Even the top executives and their staffs don’t need to go anywhere after an inversion since the U.S., unlike other countries, bases residence on where a firm is incorporated, not where its senior management or R&D is located. So the effect on labor markets is likely to be small or none at all.
Shifting legal residence isn’t likely to have any impact on a firm’s intellectual property either. U.S. based scientists or engineers will create cutting-edge software or a new drug irrespective of their firm’s mailing address. Many multinationals have long-since moved their patents and copyrights to low-tax jurisdictions—something they can easily do without relocating their legal address. Besides, does it matter to the U.S. economy if Apple’s patents are owned by an Irish subsidiary? Would it matter if it moved its corporate residence to Dublin?
The location of a firm’s legal headquarters has no economic effect on consumers either. Prices don’t vary based on where a firm is incorporated. Firms doing business in the U.S. are subject to U.S. regulation and pay the same corporate tax on U.S. source income, no matter where they are from. When Japanese-headquartered Toyota ran into high-profile problems with its brakes a few years ago, it was subject to the same laws as its Detroit competitors.

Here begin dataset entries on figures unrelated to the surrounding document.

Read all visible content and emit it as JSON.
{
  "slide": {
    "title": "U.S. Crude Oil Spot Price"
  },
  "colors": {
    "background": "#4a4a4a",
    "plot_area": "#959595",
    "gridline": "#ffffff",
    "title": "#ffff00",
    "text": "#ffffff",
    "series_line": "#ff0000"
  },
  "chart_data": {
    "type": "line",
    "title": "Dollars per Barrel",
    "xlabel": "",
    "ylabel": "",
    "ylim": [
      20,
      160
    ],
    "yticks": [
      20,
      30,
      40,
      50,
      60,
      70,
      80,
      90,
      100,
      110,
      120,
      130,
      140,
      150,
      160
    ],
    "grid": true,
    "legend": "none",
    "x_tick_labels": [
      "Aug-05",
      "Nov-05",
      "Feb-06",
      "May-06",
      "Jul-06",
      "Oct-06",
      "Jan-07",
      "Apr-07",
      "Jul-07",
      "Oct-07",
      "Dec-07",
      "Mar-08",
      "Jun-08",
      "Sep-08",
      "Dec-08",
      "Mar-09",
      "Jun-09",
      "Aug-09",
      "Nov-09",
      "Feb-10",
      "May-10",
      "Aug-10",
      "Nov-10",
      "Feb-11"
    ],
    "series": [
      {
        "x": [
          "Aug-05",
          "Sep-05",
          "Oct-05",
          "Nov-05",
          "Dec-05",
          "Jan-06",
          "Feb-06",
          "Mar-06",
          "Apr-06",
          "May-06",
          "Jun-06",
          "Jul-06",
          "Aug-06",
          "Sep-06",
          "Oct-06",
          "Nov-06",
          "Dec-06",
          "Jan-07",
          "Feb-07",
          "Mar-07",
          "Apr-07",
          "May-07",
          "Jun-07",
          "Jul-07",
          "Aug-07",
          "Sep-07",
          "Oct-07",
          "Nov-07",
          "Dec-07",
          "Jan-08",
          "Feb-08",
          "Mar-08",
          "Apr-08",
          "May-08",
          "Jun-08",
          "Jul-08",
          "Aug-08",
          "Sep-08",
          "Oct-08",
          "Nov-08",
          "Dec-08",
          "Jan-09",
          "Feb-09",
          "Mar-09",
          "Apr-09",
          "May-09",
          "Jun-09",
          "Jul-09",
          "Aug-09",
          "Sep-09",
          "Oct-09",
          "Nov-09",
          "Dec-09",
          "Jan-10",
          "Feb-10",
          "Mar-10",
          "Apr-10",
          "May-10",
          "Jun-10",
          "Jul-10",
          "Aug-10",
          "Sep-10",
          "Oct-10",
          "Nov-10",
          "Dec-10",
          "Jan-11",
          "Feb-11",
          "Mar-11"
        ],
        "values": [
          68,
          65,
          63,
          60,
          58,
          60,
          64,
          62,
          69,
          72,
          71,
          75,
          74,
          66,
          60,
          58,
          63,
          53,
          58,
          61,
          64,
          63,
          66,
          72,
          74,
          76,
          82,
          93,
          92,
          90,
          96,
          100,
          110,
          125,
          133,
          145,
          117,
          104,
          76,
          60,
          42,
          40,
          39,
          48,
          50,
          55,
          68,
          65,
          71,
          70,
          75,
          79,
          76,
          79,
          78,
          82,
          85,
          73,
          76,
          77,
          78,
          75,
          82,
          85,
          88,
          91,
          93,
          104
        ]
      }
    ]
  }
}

Is there evidence that firms are more likely to support U.S. foreign policy just because they are incorporated in, say, Delaware instead of Donegal? On the margins, perhaps. But who expects Exxon to withdraw its extensive energy operations from Russia in response to Moscow’s actions in Ukraine, just because the firm is incorporated in the U.S.?
So we are left with a sort of financial chauvinism. It is important to some politicians to be able to say that a company is a red-blooded American company. But when it comes to multinational firms in a global economy, why does that matter?
And what does it even mean? Is it an American firm if most of its shareholders are American? As my former Tax Policy Center colleague Chris Sanchirico pointed out recently, we don’t know the home countries of investors.
Is a firm somehow more American if its top management is American? Well, where does that leave Chrysler? Its recent turn-around was managed by now-CEO Sergio Marchionne, who is from Italy. The head of the firm’s truck division is a Canadian, and the head of its parts division is Italian. Does this make Chrysler less American?
All that said, the tax consequences of this sort of artificial corporate mobility are important, and yet more evidence that the U.S. tax system is out of synch with the rest of the world and needs fixing.
But beyond the tax issue, lawmakers may have better things to do than worrying about what makes a company American and what does not.